In the mid-1980s, Dr. P. Michael Leahy, DC, CCSP, a Doctor of Chiropractic medicine, developed the soft tissue treatment that would later come to be known as the Active Release Technique. The idea came to fruition as he noticed a clear correspondence between patient symptoms and changes in their soft tissues. In response, he developed a treatment program entirely revolving around a patient’s symptoms in their muscles, tendons, ligaments, fascia, and nerves. Dr. Leahy’s goal was to restore unimpeded motion, release trapped nerves, vasculature, and lymphatics, as well as to re-establish optimal function of the soft tissues. He published his initial results in a 1985 document entitled Myofascial Release, but later filed a patent for the treatment under the name Active Release Techniques. Since then, the Active Release Technique has gained widespread acceptance in the sports medicine and rehabilitative science communities, and increased in popularity exponentially.

Medical Underpinnings

“Upon sustaining an injury to a muscle, tendon, or ligament, the human body responds by generating dense collections of scar tissue to connect and bind the affected area — something akin to the biological version of a splint” states Dr. Capitano. This scar tissue; however, produces negative consequences. Problems arise because it tends to stick to the other soft tissues inside the body, causing limitations in flexibility and mobility. Nerves can also be trapped, pinched, or pulled by scar tissue adhesion, causing pain to emanate from muscles and joints. Active release technique is a method to aid in minimizing internal scar tissue and restore mobility that is vital to human locomotion. Combined with exercise, Active Release Technique becomes a very powerful tool to resolve these issues.

Technique

In an Active Release Technique session, the attending clinician — almost always a chiropractor — works together with the patient through a combination of examinations and treatments to get a sense of the soft tissue problems affecting them. This is done by the clinician using their hands to evaluate the texture, tightness, and movement of the patient’s muscles, tendons, ligaments, fascia, and nerves. Far from a one-size-fits-all approach, the Active Release Technique treatment protocols detail more than five hundred specific moves designed to pinpoint the precise location and nature of a patient’s injury. After the problem is found, a program designed to repair the affected soft tissue is developed by the clinician. This primarily involves a series of guided physical manipulations and movements of the patient meant to increase tension in the affected area, and, as a result, reorganize the amassed internal scar tissue and allow blood flow to resume its natural course unblocked.

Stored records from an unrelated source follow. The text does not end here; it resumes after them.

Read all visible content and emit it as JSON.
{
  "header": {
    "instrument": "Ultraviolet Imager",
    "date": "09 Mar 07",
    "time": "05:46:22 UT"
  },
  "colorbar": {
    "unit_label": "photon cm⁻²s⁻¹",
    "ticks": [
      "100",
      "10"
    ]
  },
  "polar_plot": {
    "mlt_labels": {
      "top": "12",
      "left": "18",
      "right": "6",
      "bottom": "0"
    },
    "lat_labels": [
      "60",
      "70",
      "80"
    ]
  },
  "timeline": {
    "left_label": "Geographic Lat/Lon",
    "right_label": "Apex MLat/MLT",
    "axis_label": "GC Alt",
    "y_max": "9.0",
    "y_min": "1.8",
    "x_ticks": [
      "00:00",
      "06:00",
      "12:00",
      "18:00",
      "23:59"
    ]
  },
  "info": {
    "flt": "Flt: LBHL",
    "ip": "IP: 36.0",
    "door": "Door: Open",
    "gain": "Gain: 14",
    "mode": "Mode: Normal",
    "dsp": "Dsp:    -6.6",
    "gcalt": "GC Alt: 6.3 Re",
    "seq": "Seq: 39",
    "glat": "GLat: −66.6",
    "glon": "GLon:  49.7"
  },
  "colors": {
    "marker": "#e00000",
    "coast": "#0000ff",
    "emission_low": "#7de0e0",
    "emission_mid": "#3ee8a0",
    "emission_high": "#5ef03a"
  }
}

According to Dr. Capitano, “It is worth noting that among those who seek out the Active Release Technique treatment, it is often not a single acute traumatic injury event responsible for their pain and discomfort, but rather years of repetitive overuse of the soft tissue in question. Whatever the nature of the injury, if it involves damage to the soft tissue, chances are very good that consistent treatments of the Active Release Technique administered by a trained clinician can help to repair it.”